Back in 2010, I actually started the sequel to Queen of None, originally entitled Knight of the Blood. At that point, it was going to be about Gawain and Palomydes at war. A story about their time battling the Ascomanni (my version of the Danes) as well as errant Sachsens. The idea was a hard-boiled, gritty fantasy that looked at the effects of war on Gawain as a born killer. Elements of that found their way into Queen of Fury, but not anywhere like I expected.
Anna is not an easy mother, especially on Gawain. Most of their scenes in Queen of None are fraught. But I knew, from day one, that Gawain was going to be important. I mean, if you read the introduction to the book, you know that Gawain was my gateway into Arthuriana. He was the first knight I really fell in love with, the first character I did a deep dive in, in terms of research, tracing his progression through the canon over 1,000 years.
And that fact–change–informs Gawain between books. In fact, Gawain is changing a great deal in Queen of None, but Anna is not present enough to see it. She is so wrapped up in her own machinations, her own vengeance, that she does not see Gawain’s struggles. When he is enraged, drunk, terrible, she blames the influence of the court and his hot temper. She does not take in to consideration the very real toll war and loss are taking on him.
She does not know his life beyond where they interact.
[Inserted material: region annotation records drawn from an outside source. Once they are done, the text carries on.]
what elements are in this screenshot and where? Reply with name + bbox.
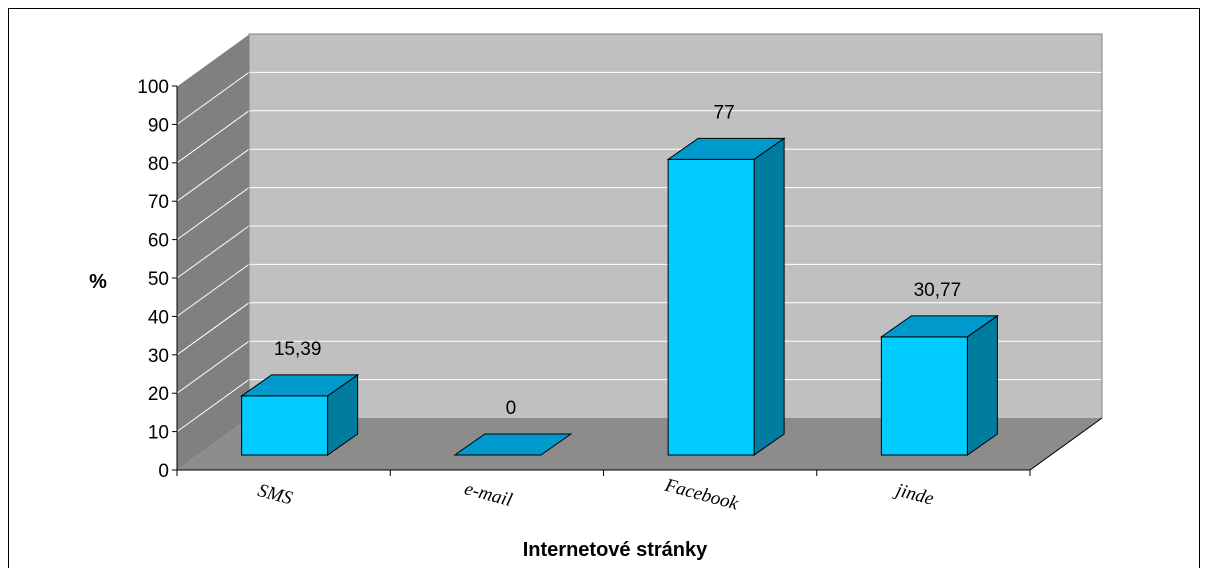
y-tick-label: 40 <box>148 307 169 328</box>
bar <box>667 158 755 456</box>
bar-side <box>966 314 998 456</box>
bar <box>880 336 968 456</box>
bar-side <box>753 137 785 456</box>
y-tick-label: 100 <box>137 77 169 98</box>
y-tick-label: 60 <box>148 231 169 252</box>
y-tick-label: 50 <box>148 269 169 290</box>
bar-top <box>453 433 573 456</box>
y-tick-label: 0 <box>158 461 169 482</box>
data-label: 15,39 <box>274 339 322 360</box>
bar-top <box>666 137 786 160</box>
floor <box>177 418 1102 470</box>
y-tick-label: 20 <box>148 384 169 405</box>
floor-edge-line <box>1029 417 1103 471</box>
bar-top <box>879 315 999 338</box>
y-tick-label: 30 <box>148 346 169 367</box>
data-label: 77 <box>714 102 735 123</box>
bar-top <box>240 374 360 397</box>
chart-frame <box>8 8 1200 568</box>
chart-gridlines <box>176 33 1103 471</box>
chart-axes: 0 10 20 30 40 50 60 70 80 90 100 <box>137 77 1103 482</box>
category-label: e-mail <box>462 478 514 511</box>
y-axis-title: % <box>89 271 107 293</box>
y-tick-label: 80 <box>148 154 169 175</box>
y-tick-label: 90 <box>148 115 169 136</box>
data-label: 0 <box>506 398 517 419</box>
x-axis-title: Internetové stránky <box>523 539 708 561</box>
chart-bars <box>240 137 999 456</box>
category-label: Facebook <box>662 475 741 515</box>
category-label: jinde <box>891 479 936 510</box>
bar <box>241 395 329 456</box>
y-tick-label: 70 <box>148 192 169 213</box>
y-tick-label: 10 <box>148 423 169 444</box>
category-label: SMS <box>256 480 296 509</box>
data-label: 30,77 <box>914 280 962 301</box>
In this way, I took from something I experienced with my son when he was particularly young. Raising an autistic child who is so single-minded is a struggle. I used to say that when we were not around our son, it was as if we did not exist. But when we showed up, there we were on stage, in his play. When we were not, we were in the dark.
Anna, not Gawain, is like this, in Queen of None. Her single-mindedness means sacrificing connection to others. I believe she is somewhat aware of this, but then I also know she resigned herself to losing her sons to Arthur many years ago. Such things happen when you have children at thirteen in a court such as this.
That said, she was a good mother in many ways. I did a lot of thinking about what Anna did right. She planted a lot of seeds, hoping they would grow in Gawain, that he would be more like her and less like Gawain’s father Lot. And in Queen of Fury, much of this comes to light.
Here’s an old excerpt from Knight of the Blood, a flashback of Gawain and Bors after Gawain experiences his first blood rage and nearly kills Palomydes when he cannot control himself. None of this ended up in Queen of Fury, but it would have happened during Queen of None.
Bors sighed, looking at me with that terrible pity of his. “What were you thinking, Gawain? I know it gets confusing out there, when the heat of the battle gets moving in your veins. I’ve felt it, too. But the way the Moor tells it, you knew well who he was when you drew steel against him. Said his name and all.”
I hated being alive. I hated answering to Bors. I hated the pain, the loss, the memory of it.
“Did you even see yourself on the field, boy? You were like Ayr himself, born again to us. You cut through the barbarians like they were no more than wheat in a field, you and that bastard sword of yours,” Bors continued, prideful as a rooster. “Last I saw of you, you were flushed as though you’d just bedded. So, what changed?”
I could not tell him. The words were there, the thoughts behind them, the recollections, the logic—Arthur and Bedevere would have approved of that last one, certainly. But I could not find a way to move beyond it.
“Everything,” was what I said, but it was nothing, really. Nothingness was all I had left.